Sunday, November 22, 2015

I quitted smoking, day 1.

This use to be my personal "training" diary for 40+ year old man and now it's my I quitted smoking diary. Been smoking past 20 years now and I have paused smoking for few times. Now it's permanent. Till next time. Last time it lasted two and half months. Before that it lasted year and half. And I have paused from time to time but those lasted from few days to couple of weeks. So it wasn't that hard physically for me as I had been few days with out smoke. Usually those breaks came day-after. On hungover, which wasn't that bad for me either. No matter how hard I drank it really didn't physically make me sick, well sometimes yes, but once in two years or so. 

So, yesterday was fun, free booze and good company. I had almost full pack of cigarettes and I knew it won't last till next day or I might get high and dry before night is over. I knew that this time it was it. It has been said that few first days are the hardest and for me it never has been those few first days, it has been those days when have not been smoking for few weeks and you feel comfortable and you get that sweet smell in your nose and you start to crave for it. 

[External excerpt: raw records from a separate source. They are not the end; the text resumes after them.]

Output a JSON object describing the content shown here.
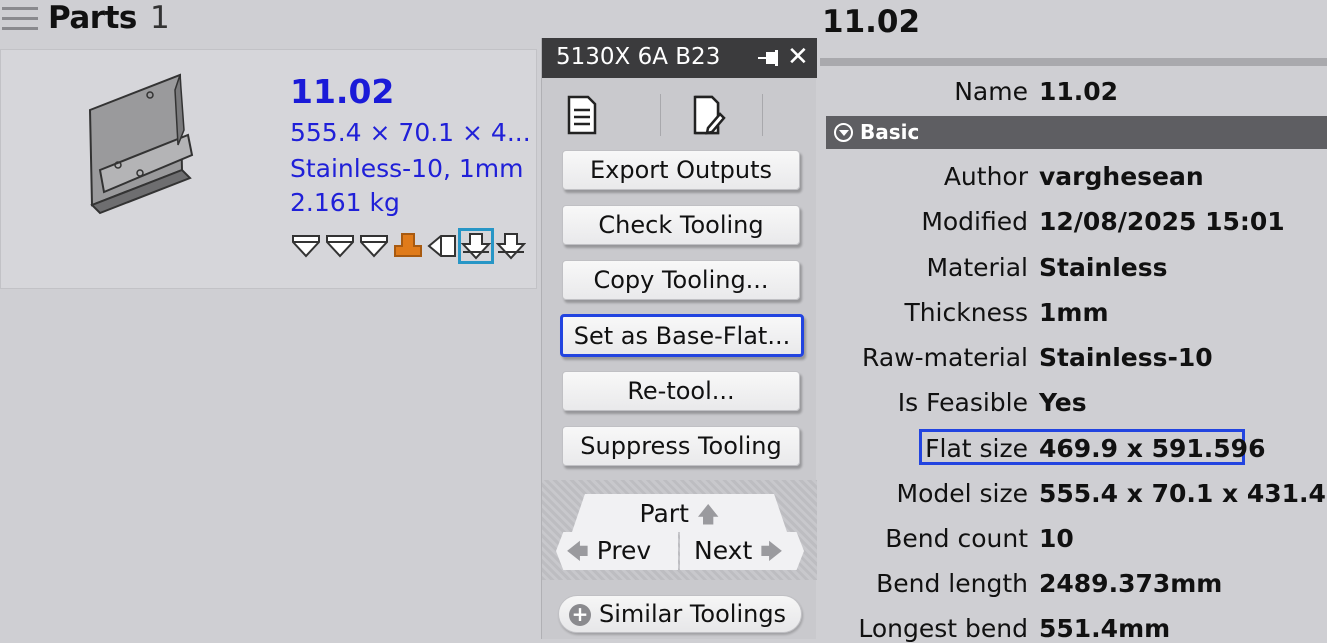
{
  "parts_header": {
    "title": "Parts",
    "count": "1"
  },
  "part_card": {
    "name": "11.02",
    "dimensions": "555.4 × 70.1 × 4...",
    "material": "Stainless-10, 1mm",
    "weight": "2.161 kg",
    "bend_icons": [
      "bend-down-icon",
      "bend-down-icon",
      "bend-down-icon",
      "bend-up-orange-icon",
      "bend-side-icon",
      "bend-down-arrow-icon",
      "bend-down-arrow-icon"
    ],
    "selected_bend_index": 5,
    "colors": {
      "accent_text": "#1a1ad8",
      "bend_orange": "#e07b1a",
      "selection": "#2796c6"
    }
  },
  "panel": {
    "title": "5130X 6A B23",
    "buttons": [
      {
        "label": "Export Outputs"
      },
      {
        "label": "Check Tooling"
      },
      {
        "label": "Copy Tooling..."
      },
      {
        "label": "Set as Base-Flat..."
      },
      {
        "label": "Re-tool..."
      },
      {
        "label": "Suppress Tooling"
      }
    ],
    "highlighted_button_index": 3,
    "nav": {
      "part": "Part",
      "prev": "Prev",
      "next": "Next"
    },
    "similar": "Similar Toolings"
  },
  "properties": {
    "title": "11.02",
    "name_label": "Name",
    "name_value": "11.02",
    "section": "Basic",
    "rows": [
      {
        "label": "Author",
        "value": "varghesean"
      },
      {
        "label": "Modified",
        "value": "12/08/2025 15:01"
      },
      {
        "label": "Material",
        "value": "Stainless"
      },
      {
        "label": "Thickness",
        "value": "1mm"
      },
      {
        "label": "Raw-material",
        "value": "Stainless-10"
      },
      {
        "label": "Is Feasible",
        "value": "Yes"
      },
      {
        "label": "Flat size",
        "value": "469.9 x 591.596"
      },
      {
        "label": "Model size",
        "value": "555.4 x 70.1 x 431.4"
      },
      {
        "label": "Bend count",
        "value": "10"
      },
      {
        "label": "Bend length",
        "value": "2489.373mm"
      },
      {
        "label": "Longest bend",
        "value": "551.4mm"
      }
    ],
    "highlight_color": "#2244e0"
  }
}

It's physcial and mental addiction. You have to fight your urges, usually mental is the hardest part.  Physical urgers are the easiest ones. Once you get past few weeks it gets easier to resist urges to smoke just one, few inhales, nothing more. Yeah, right. That's how it starts all over again. Mentally it is much harder. If it weren't, it wouldn't be addictive. To understand mental separation from smoking we have to understand addcition.:


addiction

əˈdɪkʃ(ə)n/

noun
    the fact or condition of being addicted to a particular substance or activity.

synonyms:
    dependency, dependence, craving, habit, weakness, compulsion, fixation, enslavement; 





For me it has been social and wasting idle time. If I waited for a bus to arrive, I smoked. If I waited for a store to open, I smoked. If I had a long walk ahead, I smoked. Party at friends house and some one goes out for a smoke, I joined or instigated it. At the bar, at the picnic, after meal, I smoked. Worked too hard, needed a break? I smoked. There were countless reason to smoke. But I didn't had countless reason not to smoke. We all die anyway, if smoking reduces my life from those days when I am wearing diaper and can't remember my name, fine. I can live with that. It's not like I am going to live forever and be healthy because I didn't smoke. I didn't quit because I want to live longer and being healthier, I quitted because smoking smelled bad, cost a tons of money and I didn't have a physical addiction. I can't afford smoke on regular basis.